Nicotinamide dinucleotides NADP(H) and NAD(H) are central cofactors driving metabolic reactions in all forms of life. The cellular roles of both NADP(H) and NAD(H) are remarkably well-understood. Nevertheless, here I describe the discovery that the circadian protein, Nocturnin (NOCT), belongs to a new enzyme class, which converts NADP(H) into NAD(H) inside mitochondria. I also describe the use of X-ray crystallography, biochemistry, metabolomics and cell biology to decipher mechanisms of NOCT and its partner kinase, NAD kinase 2 (NADK2).The first part of my thesis work focused on NOCT, which is a rhythmically expressed protein that regulates metabolism under the control of circadian clock. It has been proposed that NOCT deadenylates and regulates metabolic enzyme mRNAs. However, our lab showed that purified NOCT lacks the deadenylase activity. There are 3 major findings in this project: (1) NOCT is not compatible with RNA cleavage; (2) NOCT specifically and directly converts the dinucleotide NADP+ into NAD+, and NADPH into NADH; (3) NOCT is targeted to mitochondria. NADP(H) regulation, which takes place at least in part in mitochondria, establishes the molecular link between circadian clock and metabolism. The second part of my thesis work focused on NADK2, which phosphorylates NAD+ to maintain the balance between NAD+ and NADP+ in mitochondria. There are 3 major findings in this project: (1) The structure of NADK2 reveals an interlocked loop which stabilizes dimerization.

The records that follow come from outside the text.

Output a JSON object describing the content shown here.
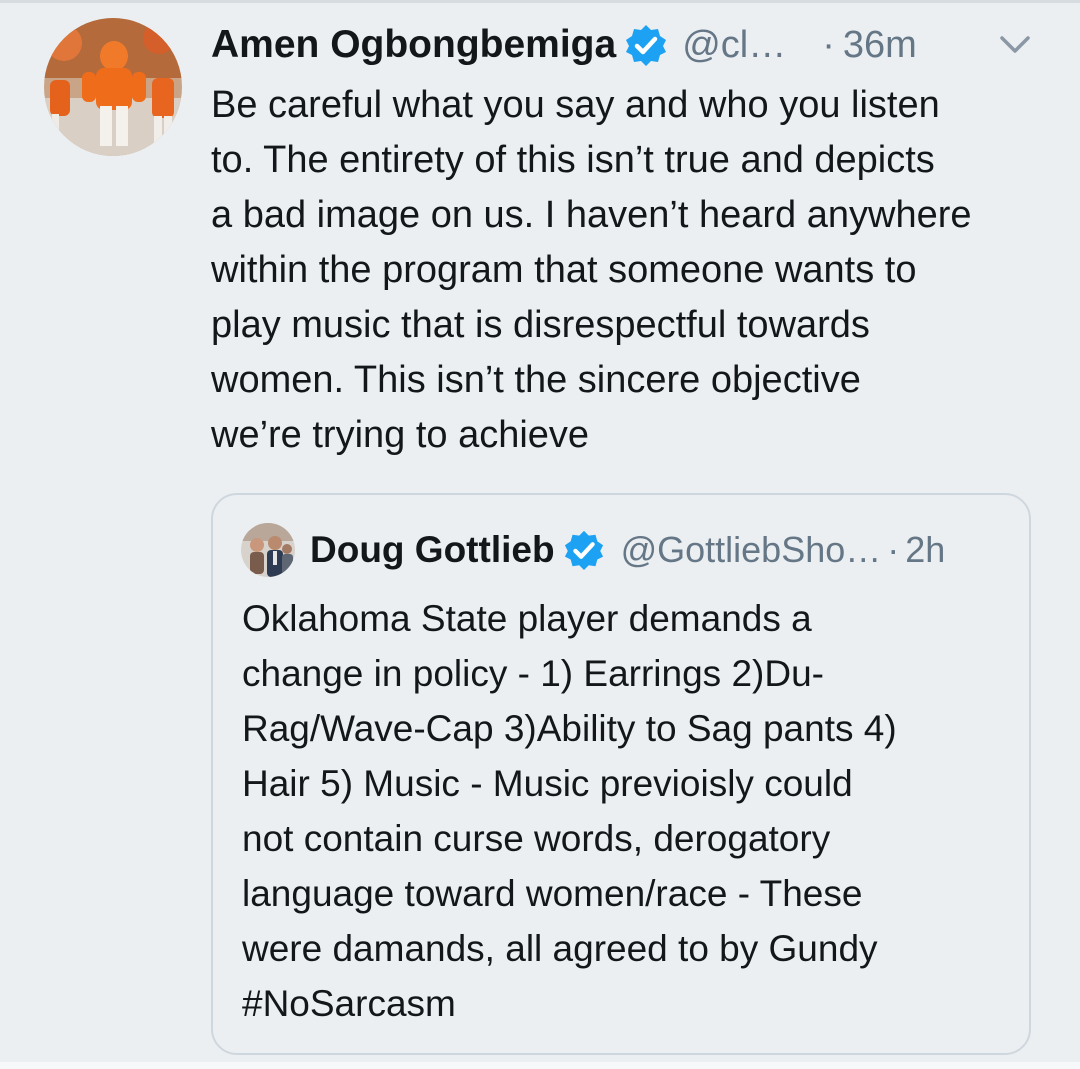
{
  "tweet": {
    "author": {
      "display_name": "Amen Ogbongbemiga",
      "handle": "@cl…",
      "verified": true,
      "avatar_icon": "football-player-avatar"
    },
    "separator": "·",
    "time": "36m",
    "menu_icon": "chevron-down-icon",
    "text_lines": [
      "Be careful what you say and who you listen",
      "to. The entirety of this isn’t true and depicts",
      "a bad image on us. I haven’t heard anywhere",
      "within the program that someone wants to",
      "play music that is disrespectful towards",
      "women. This isn’t the sincere objective",
      "we’re trying to achieve"
    ]
  },
  "quoted_tweet": {
    "author": {
      "display_name": "Doug Gottlieb",
      "handle": "@GottliebSho…",
      "verified": true,
      "avatar_icon": "person-avatar"
    },
    "separator": "·",
    "time": "2h",
    "text_lines": [
      "Oklahoma State player demands a",
      "change in policy - 1) Earrings 2)Du-",
      "Rag/Wave-Cap 3)Ability to Sag pants 4)",
      "Hair 5) Music - Music previoisly could",
      "not contain curse words, derogatory",
      "language toward women/race - These",
      "were damands, all agreed to by Gundy",
      "#NoSarcasm"
    ]
  },
  "colors": {
    "background": "#eceff2",
    "text_primary": "#14171a",
    "text_secondary": "#657786",
    "verified_blue": "#1da1f2",
    "card_border": "#cfd7de"
  }
}
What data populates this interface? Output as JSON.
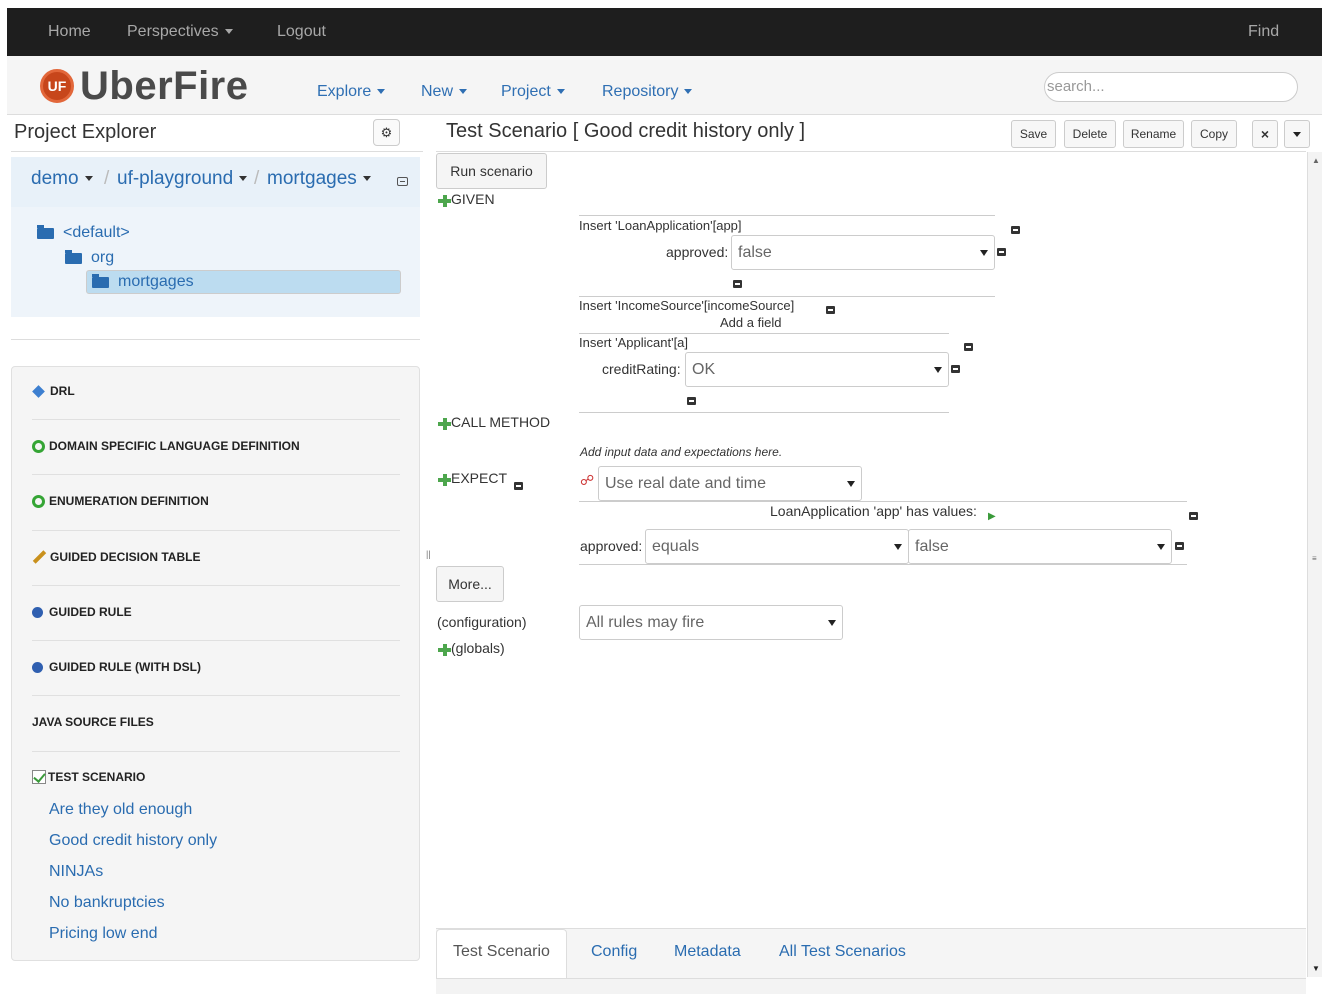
{
  "topbar": {
    "home": "Home",
    "perspectives": "Perspectives",
    "logout": "Logout",
    "find": "Find"
  },
  "brand": {
    "logo_badge": "UF",
    "name": "UberFire"
  },
  "menu": {
    "explore": "Explore",
    "new": "New",
    "project": "Project",
    "repository": "Repository"
  },
  "search": {
    "placeholder": "search..."
  },
  "explorer": {
    "title": "Project Explorer",
    "breadcrumb": {
      "org": "demo",
      "repo": "uf-playground",
      "project": "mortgages",
      "sep": "/"
    },
    "tree": {
      "default": "<default>",
      "org": "org",
      "mortgages": "mortgages"
    },
    "categories": {
      "drl": "DRL",
      "dsl": "DOMAIN SPECIFIC LANGUAGE DEFINITION",
      "enum": "ENUMERATION DEFINITION",
      "gdt": "GUIDED DECISION TABLE",
      "rule": "GUIDED RULE",
      "rule_dsl": "GUIDED RULE (WITH DSL)",
      "java": "JAVA SOURCE FILES",
      "test": "TEST SCENARIO"
    },
    "test_scenarios": [
      "Are they old enough",
      "Good credit history only",
      "NINJAs",
      "No bankruptcies",
      "Pricing low end"
    ]
  },
  "editor": {
    "title": "Test Scenario [ Good credit history only ]",
    "actions": {
      "save": "Save",
      "delete": "Delete",
      "rename": "Rename",
      "copy": "Copy",
      "close": "×"
    },
    "run": "Run scenario",
    "given": "GIVEN",
    "insert_loan": "Insert 'LoanApplication'[app]",
    "approved_label": "approved:",
    "approved_value": "false",
    "insert_income": "Insert 'IncomeSource'[incomeSource]",
    "add_field": "Add a field",
    "insert_applicant": "Insert 'Applicant'[a]",
    "credit_label": "creditRating:",
    "credit_value": "OK",
    "call_method": "CALL METHOD",
    "hint": "Add input data and expectations here.",
    "expect": "EXPECT",
    "date_mode": "Use real date and time",
    "loan_values": "LoanApplication 'app' has values:",
    "exp_label": "approved:",
    "exp_op": "equals",
    "exp_value": "false",
    "more": "More...",
    "config_label": "(configuration)",
    "config_value": "All rules may fire",
    "globals": "(globals)"
  },
  "tabs": {
    "scenario": "Test Scenario",
    "config": "Config",
    "metadata": "Metadata",
    "all": "All Test Scenarios"
  }
}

This loop is conserved in NADK2 and absent in the cytosolic NAD kinase, NADK; (2) Dimerization is necessary for the kinase activity of NADK2; (3) Unlike NADK, which forms dimer of dimers upon activation, NADK2 forms spontaneous dimers and exhibits altered cooperativity. These findings reveal divergence between NAD(H)/NADP(H) regulation by cytosolic and bacterial kinases versus mitochondrial kinase, opening a unique new aspect of mitochondrial metabolism.